JF: Because it is a love story — and also a very broad comedy — you’re constantly straddling the balance of how much comedy, and then when to play the emotional stuff, and how it all blends together. If audiences believe these characters are sort of making that change with you, then they’re onboard, but if suddenly you do a U-turn, and it’s 180 degrees from where they were, they’re going to be, “What? Huh? I thought this was a comedy.” You have to set it up. You have to buy into the characters. The hardest part of the movie for me was making sure that Albert and Anna had very honest moments.
CM: Was there a scene that was particularly challenging in that way?
JF: There’s a scene between Charlize and Seth that’s very highly emotionally charged, and at the same time very funny. It comes towards the end of the film, when Albert’s character finds out the truth about Anna. Again, it was that dance of the audience believing in them and their anger in that moment, and then going into the comedic part of the scene. And it just played so beautifully. Later in the previews, I was very happy with the audience reaction because it was a hard thing to achieve. Like in any comedy, you’re honing. You’re seeing what jokes play. You’re cutting the film down for pacing. You end up doing a day or two of reshoots, and that’s what we ended up doing.
CM: Can you talk about your visual effects editor, Kevin Jolly, and your first assistant, Brian Addie?
JF: Brian and I have worked on seven movies together, and Kevin has worked on Ted and A Million Ways. I’m very lucky to have the crew that I have. There’s a lot of visual effects, because there are some gags that have to do with the bull hitting the guy and the ice block coming down. And there are a lot of cloud backgrounds, obviously, when you shoot a Western, and there’s a dream sequence. There was way more visual effects work on Ted, because he’s a CGI character, and you’re cutting together blank backgrounds until you get the bear.

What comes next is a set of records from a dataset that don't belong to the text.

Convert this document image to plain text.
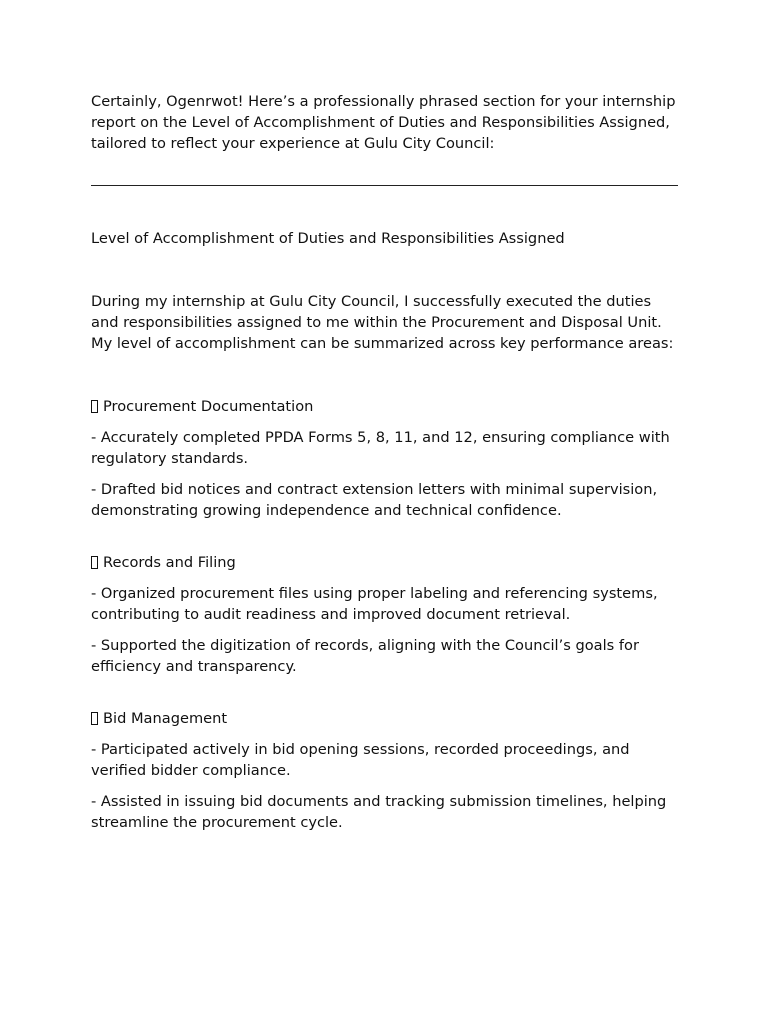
Certainly, Ogenrwot! Here’s a professionally phrased section for your internship report on the Level of Accomplishment of Duties and Responsibilities Assigned, tailored to reflect your experience at Gulu City Council:

Level of Accomplishment of Duties and Responsibilities Assigned

During my internship at Gulu City Council, I successfully executed the duties and responsibilities assigned to me within the Procurement and Disposal Unit. My level of accomplishment can be summarized across key performance areas:

Procurement Documentation

- Accurately completed PPDA Forms 5, 8, 11, and 12, ensuring compliance with regulatory standards.

- Drafted bid notices and contract extension letters with minimal supervision, demonstrating growing independence and technical confidence.

Records and Filing

- Organized procurement files using proper labeling and referencing systems, contributing to audit readiness and improved document retrieval.

- Supported the digitization of records, aligning with the Council’s goals for efficiency and transparency.

Bid Management

- Participated actively in bid opening sessions, recorded proceedings, and verified bidder compliance.

- Assisted in issuing bid documents and tracking submission timelines, helping streamline the procurement cycle.
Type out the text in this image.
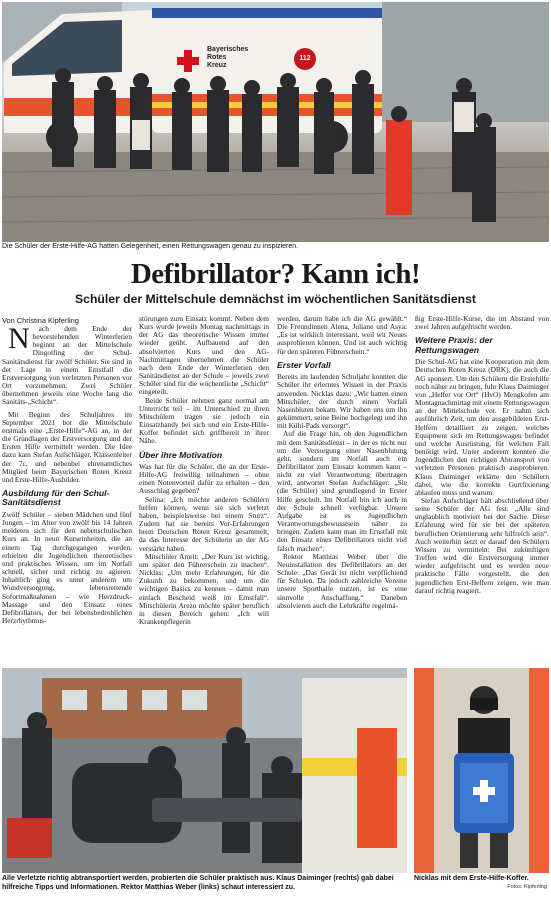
Bayerisches
Rotes
Kreuz
112
Die Schüler der Erste-Hilfe-AG hatten Gelegenheit, einen Rettungswagen genau zu inspizieren.
Defibrillator? Kann ich!
Schüler der Mittelschule demnächst im wöchentlichen Sanitätsdienst

N ach dem Ende der bevorstehenden Winterferien beginnt an der Mittelschule Dingolfing der Schul-Sanitätsdienst für zwölf Schüler. Sie sind in der Lage in einem Ernstfall die Erstversorgung von verletzten Personen vor Ort vorzunehmen. Zwei Schüler übernehmen jeweils eine Woche lang die Sanitäts-„Schicht“.

Mit Beginn des Schuljahres im September 2021 bot die Mittelschule erstmals eine „Erste-Hilfe“-AG an, in der die Grundlagen der Erstversorgung und der Ersten Hilfe vermittelt werden. Die Idee dazu kam Stefan Aufschläger, Klassenleiter der 7c, und nebenbei ehrenamtliches Mitglied beim Bayerischen Roten Kreuz und Erste-Hilfe-Ausbilder.

Ausbildung für den Schul-Sanitätsdienst

Zwölf Schüler – sieben Mädchen und fünf Jungen – im Alter von zwölf bis 14 Jahren meldeten sich für den nebenschulischen Kurs an. In neun Kurseinheiten, die an einem Tag durchgegangen wurden, erhielten die Jugendlichen theoretisches und praktisches Wissen, um im Notfall schnell, sicher und richtig zu agieren. Inhaltlich ging es unter anderem um Wundversorgung, lebensrettende Sofortmaßnahmen – wie Herzdruck-Massage und den Einsatz eines Defibrillators, der bei lebensbedrohlichen Herzrhythmus-

Von Christina Kipferling	störungen zum Einsatz kommt. Neben dem Kurs wurde jeweils Montag nachmittags in der AG das theoretische Wissen immer wieder geübt. Aufbauend auf den absolvierten Kurs und den AG-Nachmittagen übernehmen die Schüler nach dem Ende der Winterferien den Sanitätsdienst an der Schule – jeweils zwei Schüler sind für die wöchentliche „Schicht“ eingeteilt.

Beide Schüler nehmen ganz normal am Unterricht teil – im Unterschied zu ihren Mitschülern tragen sie jedoch ein Einsatzhandy bei sich und ein Erste-Hilfe-Koffer befindet sich griffbereit in ihrer Nähe.

Über ihre Motivation

Was hat für die Schüler, die an der Erste-Hilfe-AG freiwillig teilnahmen – ohne einen Notenvorteil dafür zu erhalten – den Ausschlag gegeben?

Selina: „Ich möchte anderen Schülern helfen können, wenn sie sich verletzt haben, beispielsweise bei einem Sturz“. Zudem hat sie bereits Vor-Erfahrungen beim Deutschen Roten Kreuz gesammelt, da das Interesse der Schülerin an der AG verstärkt haben.

Mitschüler Amrit: „Der Kurs ist wichtig, um später den Führerschein zu machen“. Nicklas: „Um mehr Erfahrungen, für die Zukunft zu bekommen, und um die wichtigen Basics zu kennen – damit man einfach Bescheid weiß im Ernstfall“. Mitschülerin Arezo möchte später beruflich in diesen Bereich gehen: „Ich will Krankenpflegerin

werden, darum habe ich die AG gewählt.“ Die Freundinnen Alena, Juliane und Asya: „Es ist wirklich interessant, weil wir Neues ausprobieren können. Und ist auch wichtig für den späteren Führerschein.“

Erster Vorfall

Bereits im laufenden Schuljahr konnten die Schüler ihr erlerntes Wissen in der Praxis anwenden. Nicklas dazu: „Wir hatten einen Mitschüler, der durch einen Vorfall Nasenbluten bekam. Wir haben uns um ihn gekümmert, seine Beine hochgelegt und ihn mit Kühl-Pads versorgt“.

Auf die Frage hin, ob den Jugendlichen mit dem Sanitätsdienst – in der es nicht nur um die Versorgung einer Nasenblutung geht, sondern im Notfall auch ein Defibrillator zum Einsatz kommen kann – nicht zu viel Verantwortung übertragen wird, antwortet Stefan Aufschläger: „Sie (die Schüler) sind grundlegend in Erster Hilfe geschult. Im Notfall bin ich auch in der Schule schnell verfügbar. Unsere Aufgabe ist es Jugendlichen Verantwortungsbewusstsein näher zu bringen. Zudem kann man im Ernstfall mit den Einsatz eines Defibrillators nicht viel falsch machen“.

Rektor Matthias Weber über die Neuinstallation des Defibrillators an der Schule: „Das Gerät ist nicht verpflichtend für Schulen. Da jedoch zahlreiche Vereine unsere Sporthalle nutzen, ist es eine sinnvolle Anschaffung.“ Daneben absolvieren auch die Lehrkräfte regelmä-

ßig Erste-Hilfe-Kurse, die im Abstand von zwei Jahren aufgefrischt werden.

Weitere Praxis: der Rettungswagen

Die Schul-AG hat eine Kooperation mit dem Deutschen Roten Kreuz (DRK), die auch die AG sponsert. Um den Schülern die Erstehilfe noch näher zu bringen, fuhr Klaus Daiminger von „Helfer vor Ort“ (HvO) Mengkofen am Montagnachmittag mit einem Rettungswagen an der Mittelschule vor. Er nahm sich ausführlich Zeit, um den ausgebildeten Erst-Helfern detailliert zu zeigen, welches Equipment sich im Rettungswagen befindet und welche Ausrüstung, für welchen Fall benötigt wird. Unter anderem konnten die Jugendlichen den richtigen Abtransport von verletzten Personen praktisch ausprobieren. Klaus Daiminger erklärte den Schülern dabei, wie die korrekte Gurtfixierung ablaufen muss und warum.

Stefan Aufschläger hält abschließend über seine Schüler der AG fest: „Alle sind unglaublich motiviert bei der Sache. Diese Erfahrung wird für sie bei der späteren beruflichen Orientierung sehr hilfreich sein“. Auch weiterhin setzt er darauf den Schülern Wissen zu vermitteln: Bei zukünftigen Treffen wird die Erstversorgung immer wieder aufgefrischt und es werden neue praktische Fälle vorgestellt, die den jugendlichen Erst-Helfern zeigen, wie man darauf richtig reagiert.

Alle Verletzte richtig abtransportiert werden, probierten die Schüler praktisch aus. Klaus Daiminger (rechts) gab dabei hilfreiche Tipps und Informationen. Rektor Matthias Weber (links) schaut interessiert zu.
Nicklas mit dem Erste-Hilfe-Koffer.
Fotos: Kipferling
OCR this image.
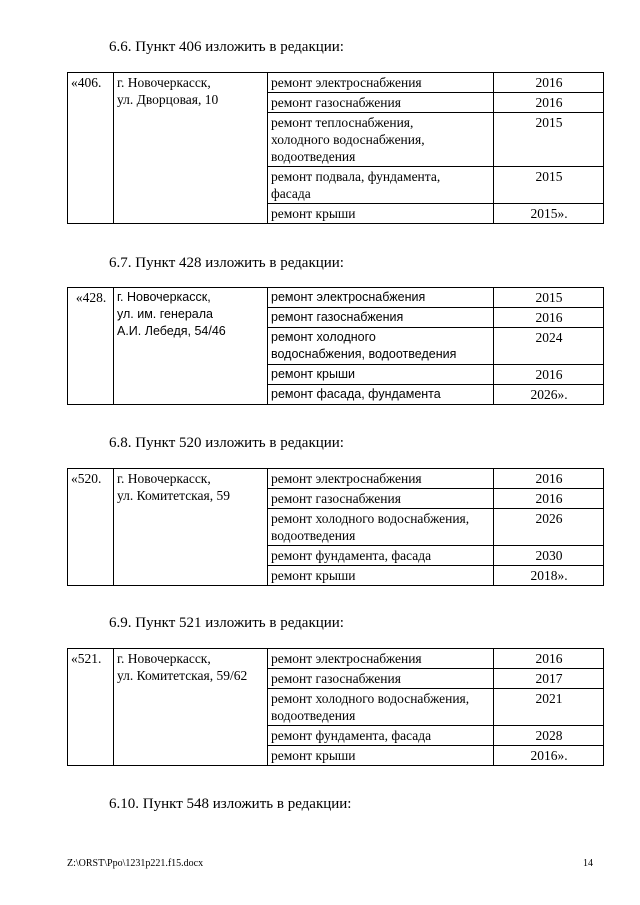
6.6. Пункт 406 изложить в редакции:
«406.	г. Новочеркасск,
ул. Дворцовая, 10	ремонт электроснабжения	2016
		ремонт газоснабжения	2016

		ремонт теплоснабжения,
холодного водоснабжения,
водоотведения	2015

		ремонт подвала, фундамента,
фасада	2015
		ремонт крыши	2015».
6.7. Пункт 428 изложить в редакции:
«428.	г. Новочеркасск,
ул. им. генерала
А.И. Лебедя, 54/46	ремонт электроснабжения	2015
		ремонт газоснабжения	2016

		ремонт холодного
водоснабжения, водоотведения	2024
		ремонт крыши	2016
		ремонт фасада, фундамента	2026».
6.8. Пункт 520 изложить в редакции:
«520.	г. Новочеркасск,
ул. Комитетская, 59	ремонт электроснабжения	2016
		ремонт газоснабжения	2016

		ремонт холодного водоснабжения,
водоотведения	2026
		ремонт фундамента, фасада	2030
		ремонт крыши	2018».
6.9. Пункт 521 изложить в редакции:
«521.	г. Новочеркасск,
ул. Комитетская, 59/62	ремонт электроснабжения	2016
		ремонт газоснабжения	2017

		ремонт холодного водоснабжения,
водоотведения	2021
		ремонт фундамента, фасада	2028
		ремонт крыши	2016».
6.10. Пункт 548 изложить в редакции:
Z:\ORST\Ppo\1231p221.f15.docx	14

Brian and Kevin are both invaluable in terms of helping me achieve those things in the Avid and setting up green screen. Seth is very exact about how he wants his visual effects to look, so there’s a lot of double- checking. “Are you sure you want this? Do those clouds look funny?” I also want to mention additional editor Debra Neil Fisher, who worked with us on Ted and A Million Ways, and her assistant Dave Clark, who contributed so much.
CM: Does MacFarlane shoot a lot of takes?
JF: He’s very good about his instincts and knowing that he’s got it — he really doesn’t do a lot of takes. In the beginning, when I worked with him on Ted, I was very nervous because it was our first time together, and you want to do your best work. But as we’ve moved on into this, we’re very much in sync. I think we’re both looking for the honesty in the performances and making the jokes play as best they can.